Updating the state of the SA economy to February 2015 with our Hard Number Index (HNI). Economic activity continues to show slow and steady growth, with no obvious speed wobble.
The two very up to date hard numbers, unit vehicle sales in SA and the value of notes in circulation, have been released for February 2015. We deflate the money series with the CPI and seasonally adjust, smooth and extrapolate both series using a time series forecasting method. Both series continue to point higher, with unit vehicle sales continuing their recovery from the blip in early 2014.
It should be recognised that new unit vehicle deliveries to the SA buyer have maintained a robust pace, comparable with peak sales of 2006-07. Much improved exports of built up vehicles have also been helpful lately to the motor assemblers and their component suppliers, who account for the largest share of all manufacturing activity. The money base, adjusted for the CPI, had declined in 2008-09 but the demand for and supply of real cash has grown consistently since in line with economic growth generally.
When both series are converted into annual growth rates, it shows that the growth cycle remains in a recovery phase but that the current growth rates are predicted to slow down in 2015. Vehicle sales may be regarded as a very good proxy for capital expenditure undertaken by households and firms, while the demand for cash supplied by the Reserve Bank on demands for notes from the banks that are having to meet their customers’ demands for cash on hand rather than a deposit in the bank. These demands reveal spending intentions by households and may be regarded as a good coinciding indicator of spending decisions.
We combine these two hard numbers, vehicle sales and notes in circulation to establish our Hard Number Index of Economic Activity in SA (HNI). As we show below, the HNI for February 2015 has held its level and is forecast to continue to do so over the next 12 months. In other words, the growth in economic activity in SA is modestly positive but is not expected to gain or lose forward momentum. The HNI may be compared in this figure to the Coincident Business Cycle Indicator of the SA Reserve Bank that was still rising in November 2014, the latest month measured. We show in the further figure that the rate of change of the HNI, what may be regarded as the second derivative of the business cycle, that the rate of change of economic activity is predicted to remain barely in positive territory.

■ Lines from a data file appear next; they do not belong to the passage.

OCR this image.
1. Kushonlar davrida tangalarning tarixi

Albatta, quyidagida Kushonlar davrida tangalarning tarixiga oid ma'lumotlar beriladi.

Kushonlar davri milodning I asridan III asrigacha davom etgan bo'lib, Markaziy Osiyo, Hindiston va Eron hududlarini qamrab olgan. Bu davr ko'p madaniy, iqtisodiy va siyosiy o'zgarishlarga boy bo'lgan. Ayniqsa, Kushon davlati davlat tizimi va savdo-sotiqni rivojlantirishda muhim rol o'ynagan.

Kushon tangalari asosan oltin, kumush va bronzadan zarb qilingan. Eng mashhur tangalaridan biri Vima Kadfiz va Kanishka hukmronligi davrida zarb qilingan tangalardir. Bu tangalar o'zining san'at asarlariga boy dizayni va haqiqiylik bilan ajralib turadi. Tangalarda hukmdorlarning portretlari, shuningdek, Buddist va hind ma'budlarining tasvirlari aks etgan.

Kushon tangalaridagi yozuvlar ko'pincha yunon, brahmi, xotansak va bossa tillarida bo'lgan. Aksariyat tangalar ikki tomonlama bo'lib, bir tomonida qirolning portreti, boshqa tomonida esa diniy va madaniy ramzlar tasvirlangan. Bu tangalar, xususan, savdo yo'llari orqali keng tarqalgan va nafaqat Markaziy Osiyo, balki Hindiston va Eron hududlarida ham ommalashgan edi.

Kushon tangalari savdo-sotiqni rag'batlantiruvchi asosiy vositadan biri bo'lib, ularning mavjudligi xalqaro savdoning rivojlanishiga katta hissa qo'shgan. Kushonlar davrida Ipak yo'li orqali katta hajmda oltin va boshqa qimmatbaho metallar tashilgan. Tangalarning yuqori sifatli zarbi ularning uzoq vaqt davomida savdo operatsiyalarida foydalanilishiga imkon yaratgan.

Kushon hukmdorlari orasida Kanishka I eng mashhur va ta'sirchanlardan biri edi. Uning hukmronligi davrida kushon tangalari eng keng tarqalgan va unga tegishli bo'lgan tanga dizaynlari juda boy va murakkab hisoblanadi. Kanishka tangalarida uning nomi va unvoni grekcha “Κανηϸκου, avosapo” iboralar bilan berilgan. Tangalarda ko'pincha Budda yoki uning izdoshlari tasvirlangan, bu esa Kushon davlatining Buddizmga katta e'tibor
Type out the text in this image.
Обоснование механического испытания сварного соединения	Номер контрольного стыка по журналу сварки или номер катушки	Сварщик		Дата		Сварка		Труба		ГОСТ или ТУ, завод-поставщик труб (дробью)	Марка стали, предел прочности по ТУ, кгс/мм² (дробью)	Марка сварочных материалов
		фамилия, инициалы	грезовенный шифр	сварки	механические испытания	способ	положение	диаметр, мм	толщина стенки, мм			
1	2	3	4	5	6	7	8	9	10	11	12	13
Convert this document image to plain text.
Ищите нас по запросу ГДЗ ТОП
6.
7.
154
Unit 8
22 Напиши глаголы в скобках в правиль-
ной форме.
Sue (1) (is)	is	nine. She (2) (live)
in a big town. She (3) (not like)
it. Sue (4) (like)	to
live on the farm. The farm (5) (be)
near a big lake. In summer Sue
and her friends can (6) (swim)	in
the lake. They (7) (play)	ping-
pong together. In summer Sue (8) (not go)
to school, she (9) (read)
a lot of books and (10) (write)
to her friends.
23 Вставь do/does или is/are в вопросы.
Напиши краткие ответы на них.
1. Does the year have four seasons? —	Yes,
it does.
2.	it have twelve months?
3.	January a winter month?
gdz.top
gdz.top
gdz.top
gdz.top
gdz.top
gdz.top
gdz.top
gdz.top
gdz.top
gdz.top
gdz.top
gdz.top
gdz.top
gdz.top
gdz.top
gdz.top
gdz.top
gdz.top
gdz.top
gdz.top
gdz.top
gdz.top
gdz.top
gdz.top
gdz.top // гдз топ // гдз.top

That is to say, more of the same slow growth in economic activity in SA should be expected. The catalyst that would stimulate a stronger upswing in the business cycle remains very hard to identify.
The demand for and supply of cash in the economy has proved very helpful in predicting the state of economic activity in SA over many years. We include cash in our HNI for this reason and also because data on cash in circulation is so up to date and turns what may be coincident economic action, spending and cash determined simultaneously, into a leading indicator.
It may be of interest to recognise that despite all the innovations banks have made in the electronic transfers of deposits and encouraging the use of these convenient means of payment, the importance of the ratio of cash in the economy has not declined over the years. As we show below, the cash intensity of the economy (compared to estimated retail trade volumes) appears to have risen steadily between 1980 and 2000. It then stabilised at a higher level: it declined until 2010 and now appears to be rising again.
Part of the decline in demands for notes after 2003 was from the deposit taking banks themselves. The retail banks reduced their own demands for notes when the Reserve Bank stopped accepting notes in the bank tills and ATMs as part of required cash reserves. Only reserves held as deposits with the Reserve Bank qualified thereafter. But while this influence on the demand for cash seems to have worked its way through the system in the form of a decline in the cash to retail ratio, the ratio of cash to economic activity (represented here by officially measured retail volumes) seems inexplicably high. It does suggest that the statisticians may well be underestimating retail volumes and economic activity conducted informally. The informal economy has a much higher propensity to use cash rather than electronics to close deals. Hence the particular usefulness of cash as a leading indicator because it incorporates informal unrecorded economic activity that may well contribute significantly more to the economy than is officially recognised.